Bersembunyi dari Corona

Emha Ainun Najib

Buku saya “Dari Pojok Sejarah” adalah buku hasil “lockdown” atau PSBB swasta yang dipaksakan kepada saya atau saya paksakan sendiri kepada diri saya. Buku itu saya tulis pada tahun 1985 di sebuah “kamar hantu” di Oudemal Straat, Den Haag. Dengan menggunakan mesin tik listrik IBM periode awal-awal. Belum ada Komputer, DOS, Xiwright, WS, disket 264 KB atau disket kecil 1,2 MB. Juga belum ada e-mail, Cellphone atau Gadget kata anak sekarang. Jadi no SMS, no WA, apalagi sampai FB dan IG. Atau Zoom atau sekalian Youtube. Habis ngetik harus di-print out, dijilid sendiri, kemudian dikirim per-Pos ke Indonesia.

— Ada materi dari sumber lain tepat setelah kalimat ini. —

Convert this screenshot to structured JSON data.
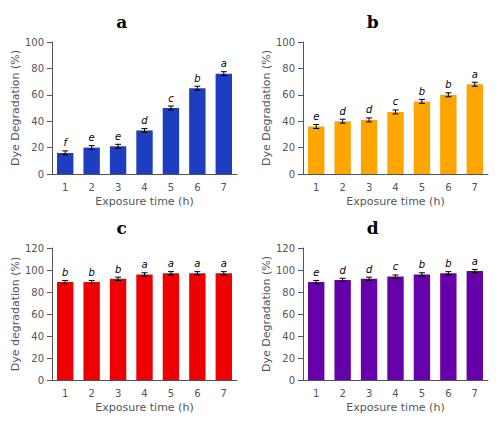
{
  "chart_data": [
    {
      "type": "bar",
      "title": "a",
      "xlabel": "Exposure time (h)",
      "ylabel": "Dye Degradation (%)",
      "categories": [
        "1",
        "2",
        "3",
        "4",
        "5",
        "6",
        "7"
      ],
      "values": [
        16,
        20,
        21,
        33,
        50,
        65,
        76
      ],
      "errors": [
        1.5,
        1.5,
        1.5,
        1.5,
        1.5,
        1.5,
        1.5
      ],
      "annotations": [
        "f",
        "e",
        "e",
        "d",
        "c",
        "b",
        "a"
      ],
      "color": "#1E3EC2",
      "ylim": [
        0,
        100
      ],
      "yticks": [
        0,
        20,
        40,
        60,
        80,
        100
      ],
      "grid": false
    },
    {
      "type": "bar",
      "title": "b",
      "xlabel": "Exposure time (h)",
      "ylabel": "Dye Degradation (%)",
      "categories": [
        "1",
        "2",
        "3",
        "4",
        "5",
        "6",
        "7"
      ],
      "values": [
        36,
        40,
        41,
        47,
        55,
        60,
        68
      ],
      "errors": [
        1.5,
        1.5,
        1.5,
        1.5,
        1.5,
        1.5,
        1.5
      ],
      "annotations": [
        "e",
        "d",
        "d",
        "c",
        "b",
        "b",
        "a"
      ],
      "color": "#FFA500",
      "ylim": [
        0,
        100
      ],
      "yticks": [
        0,
        20,
        40,
        60,
        80,
        100
      ],
      "grid": false
    },
    {
      "type": "bar",
      "title": "c",
      "xlabel": "Exposure time (h)",
      "ylabel": "Dye degradation (%)",
      "categories": [
        "1",
        "2",
        "3",
        "4",
        "5",
        "6",
        "7"
      ],
      "values": [
        89,
        89,
        92,
        96,
        97,
        97,
        97
      ],
      "errors": [
        1.5,
        1.5,
        1.5,
        1.5,
        1.5,
        1.5,
        1.5
      ],
      "annotations": [
        "b",
        "b",
        "b",
        "a",
        "a",
        "a",
        "a"
      ],
      "color": "#EE0000",
      "ylim": [
        0,
        120
      ],
      "yticks": [
        0,
        20,
        40,
        60,
        80,
        100,
        120
      ],
      "grid": false
    },
    {
      "type": "bar",
      "title": "d",
      "xlabel": "Exposure time (h)",
      "ylabel": "Dye Degradation (%)",
      "categories": [
        "1",
        "2",
        "3",
        "4",
        "5",
        "6",
        "7"
      ],
      "values": [
        89,
        91,
        92,
        94,
        96,
        97,
        99
      ],
      "errors": [
        1.5,
        1.5,
        1.5,
        1.5,
        1.5,
        1.5,
        1.5
      ],
      "annotations": [
        "e",
        "d",
        "d",
        "c",
        "b",
        "b",
        "a"
      ],
      "color": "#6600AA",
      "ylim": [
        0,
        120
      ],
      "yticks": [
        0,
        20,
        40,
        60,
        80,
        100,
        120
      ],
      "grid": false
    }
  ]
}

Sampai hari ini sangat sering saya mengingat-ingat dan mencoba merekonstruksi bagaimana cara berkomunikasi waktu itu. Bagaimana cara kontaknya dulu sehingga saya sampai ke Gereja Protestan Amstelveen, sampai ke Polda Utrecht yang saya gebrak-gebrak mejanya karena tidak memberi saya izin tinggal. “Dulu Kakek kalian masuk Negara saya tidak kulonuwun, terus ngrampok, saya masuk Belanda dengan uang saya sendiri dan minta izin baik-baik.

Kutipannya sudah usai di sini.